Arizona is one step closer to offering prospective teachers a new pathway into the profession.
The state Senate last week passed SB 1159, sponsored by Sen. Rick Gray, R-Peoria, legislation that expands the ways a person can attain a teaching certificate and crucial training.
Arizona previously made reforms to the teacher certification system in 2016 and 2017 that removed some of the bureaucratic hurdles for hiring qualified teachers and expanded the accessible talent pool. The Subject Matter Expert (SME) teaching pathway has allowed more than 3,000 individuals to begin teaching in areas where they possess expertise in a subject matter.
Currently available to those teaching grades 6-12, SB 1159 would expand the SME certification pathway to be available for those teaching grades K-12.
“As a non-traditionally certified teacher myself, I have a firm belief that if you have the right mindset about wanting to serve children, having high expectations, and care about their wellbeing, we can train you to be a great teacher,” said Matt Simon, vice president of government affairs & advocacy for Great Leaders Strong Schools, during Senate Education Committee testimony on the bill. “This bill represents the next phase to empower local school leaders. I trust local school leaders about their hiring of talent.”

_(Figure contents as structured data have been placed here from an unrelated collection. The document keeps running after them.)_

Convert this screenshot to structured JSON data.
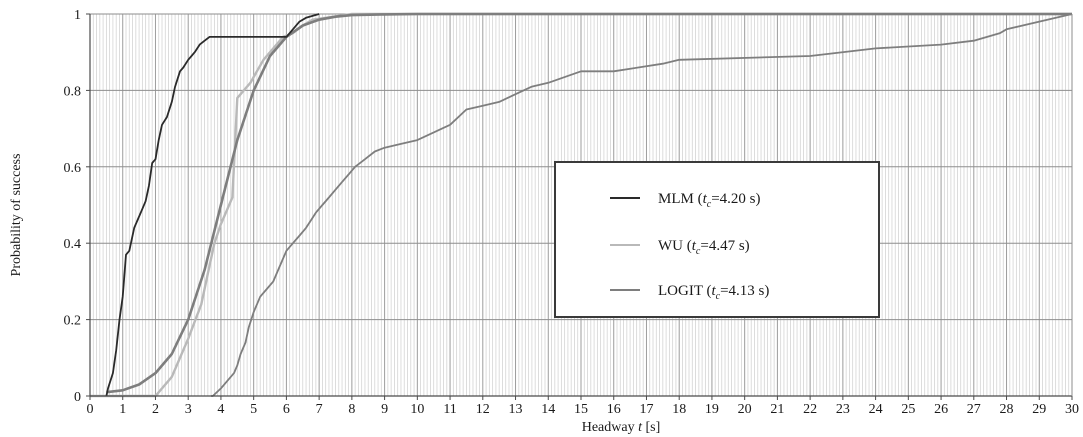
{
  "chart_data": {
    "type": "line",
    "xlabel_prefix": "Headway ",
    "xlabel_var": "t",
    "xlabel_suffix": " [s]",
    "ylabel": "Probability of success",
    "xlim": [
      0,
      30
    ],
    "ylim": [
      0,
      1
    ],
    "x_ticks": [
      "0",
      "1",
      "2",
      "3",
      "4",
      "5",
      "6",
      "7",
      "8",
      "9",
      "10",
      "11",
      "12",
      "13",
      "14",
      "15",
      "16",
      "17",
      "18",
      "19",
      "20",
      "21",
      "22",
      "23",
      "24",
      "25",
      "26",
      "27",
      "28",
      "29",
      "30"
    ],
    "y_ticks": [
      "0",
      "0.2",
      "0.4",
      "0.6",
      "0.8",
      "1"
    ],
    "grid": true,
    "legend_position": "center-right",
    "series": [
      {
        "name": "MLM",
        "legend_label": {
          "prefix": "MLM  (",
          "var": "t",
          "sub": "c",
          "suffix": "=4.20 s)"
        },
        "color": "#2a2a2a",
        "x": [
          0.5,
          0.55,
          0.7,
          0.8,
          0.9,
          1.0,
          1.1,
          1.2,
          1.35,
          1.5,
          1.6,
          1.7,
          1.8,
          1.9,
          2.0,
          2.1,
          2.2,
          2.35,
          2.5,
          2.6,
          2.75,
          2.85,
          3.0,
          3.1,
          3.2,
          3.35,
          3.5,
          3.65,
          4.0,
          4.5,
          5.0,
          5.5,
          6.0,
          6.2,
          6.4,
          6.6,
          7.0
        ],
        "y": [
          0.0,
          0.02,
          0.06,
          0.12,
          0.2,
          0.26,
          0.37,
          0.38,
          0.44,
          0.47,
          0.49,
          0.51,
          0.55,
          0.61,
          0.62,
          0.67,
          0.71,
          0.73,
          0.77,
          0.81,
          0.85,
          0.86,
          0.88,
          0.89,
          0.9,
          0.92,
          0.93,
          0.94,
          0.94,
          0.94,
          0.94,
          0.94,
          0.94,
          0.96,
          0.98,
          0.99,
          1.0
        ]
      },
      {
        "name": "WU",
        "legend_label": {
          "prefix": "WU (",
          "var": "t",
          "sub": "c",
          "suffix": "=4.47 s)"
        },
        "color": "#b9b9b9",
        "x": [
          0.0,
          1.5,
          2.0,
          2.5,
          3.0,
          3.4,
          3.6,
          3.8,
          4.0,
          4.2,
          4.35,
          4.5,
          4.6,
          4.7,
          4.9,
          5.1,
          5.3,
          5.6,
          5.9,
          6.2,
          6.5,
          6.8,
          7.2,
          7.6,
          8.0,
          9.0,
          30.0
        ],
        "y": [
          0.0,
          0.0,
          0.0,
          0.05,
          0.15,
          0.24,
          0.32,
          0.4,
          0.45,
          0.49,
          0.52,
          0.78,
          0.79,
          0.8,
          0.82,
          0.85,
          0.88,
          0.91,
          0.94,
          0.95,
          0.97,
          0.985,
          0.99,
          0.995,
          1.0,
          1.0,
          1.0
        ]
      },
      {
        "name": "LOGIT",
        "legend_label": {
          "prefix": "LOGIT (",
          "var": "t",
          "sub": "c",
          "suffix": "=4.13 s)"
        },
        "color": "#7e7e7e",
        "x": [
          0.5,
          1.0,
          1.5,
          2.0,
          2.5,
          3.0,
          3.5,
          4.0,
          4.5,
          5.0,
          5.5,
          6.0,
          6.5,
          7.0,
          7.5,
          8.0,
          9.0,
          10.0,
          30.0
        ],
        "y": [
          0.01,
          0.015,
          0.03,
          0.06,
          0.11,
          0.2,
          0.33,
          0.5,
          0.67,
          0.8,
          0.89,
          0.94,
          0.97,
          0.985,
          0.993,
          0.997,
          0.999,
          1.0,
          1.0
        ]
      },
      {
        "name": "",
        "color": "#7e7e7e",
        "x": [
          3.7,
          3.75,
          4.0,
          4.2,
          4.4,
          4.5,
          4.6,
          4.75,
          4.85,
          5.0,
          5.2,
          5.4,
          5.6,
          5.75,
          5.9,
          6.0,
          6.2,
          6.4,
          6.6,
          6.75,
          6.9,
          7.1,
          7.3,
          7.5,
          7.7,
          7.9,
          8.1,
          8.4,
          8.7,
          9.0,
          9.5,
          10.0,
          10.5,
          11.0,
          11.5,
          12.0,
          12.5,
          13.0,
          13.5,
          14.0,
          15.0,
          16.0,
          17.5,
          18.0,
          22.0,
          24.0,
          26.0,
          27.0,
          27.8,
          28.0,
          29.0,
          30.0
        ],
        "y": [
          0.0,
          0.0,
          0.02,
          0.04,
          0.06,
          0.08,
          0.11,
          0.14,
          0.18,
          0.22,
          0.26,
          0.28,
          0.3,
          0.33,
          0.36,
          0.38,
          0.4,
          0.42,
          0.44,
          0.46,
          0.48,
          0.5,
          0.52,
          0.54,
          0.56,
          0.58,
          0.6,
          0.62,
          0.64,
          0.65,
          0.66,
          0.67,
          0.69,
          0.71,
          0.75,
          0.76,
          0.77,
          0.79,
          0.81,
          0.82,
          0.85,
          0.85,
          0.87,
          0.88,
          0.89,
          0.91,
          0.92,
          0.93,
          0.95,
          0.96,
          0.98,
          1.0
        ]
      }
    ]
  }
}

The legislation also expands the Classroom-Based Preparation Program to allow individuals without a Bachelor’s degree to enter the training program and complete their training while working towards finishing their degree. The Preparation program has various stipulations, including that the individual cannot regularly instruct students unless they are in the presence of a full-time teacher, a certified teacher, an instructional coach or an instructional mentor, unless the candidate has a separate certification, such as a substitute certificate.
This new pathway represents an approach for those to be able to gain crucial training and experience, while also completing their degree. This could include individuals already employed at the school who are looking for ways to grow in their career and need affordable and accessible pathways.
The bill also requires the Arizona Department of Education to report on the number of certified teachers in the state and how they achieved their teaching license.
Groups supporting this bill include Great Leaders Strong Schools, the Arizona Charter Schools Association, and Arizona Parents for Education.
The Arizona Education Association and the Arizona School Administrators Association, which represent the interests of current school employees, are among the opponents of the legislation, but bill sponsor Gray was unpersuaded by their arguments when the bill was heard during committee.
“If we don’t allow, out of hand-wringing and fear, those people that have qualifications, those people that have a passion and the desire to educate our youth, then we are short-changing our children,” he said. “It’s been reinforced over and over and over again how desperately we need teachers in the classroom, and this bill gives the potential for people that have that ability, it gives them the opportunity to come in and serve in an area of passion for them. The potential for good far outweighs any concern.”
The bill passed the Senate 16-12 and is currently awaiting a committee hearing in the House.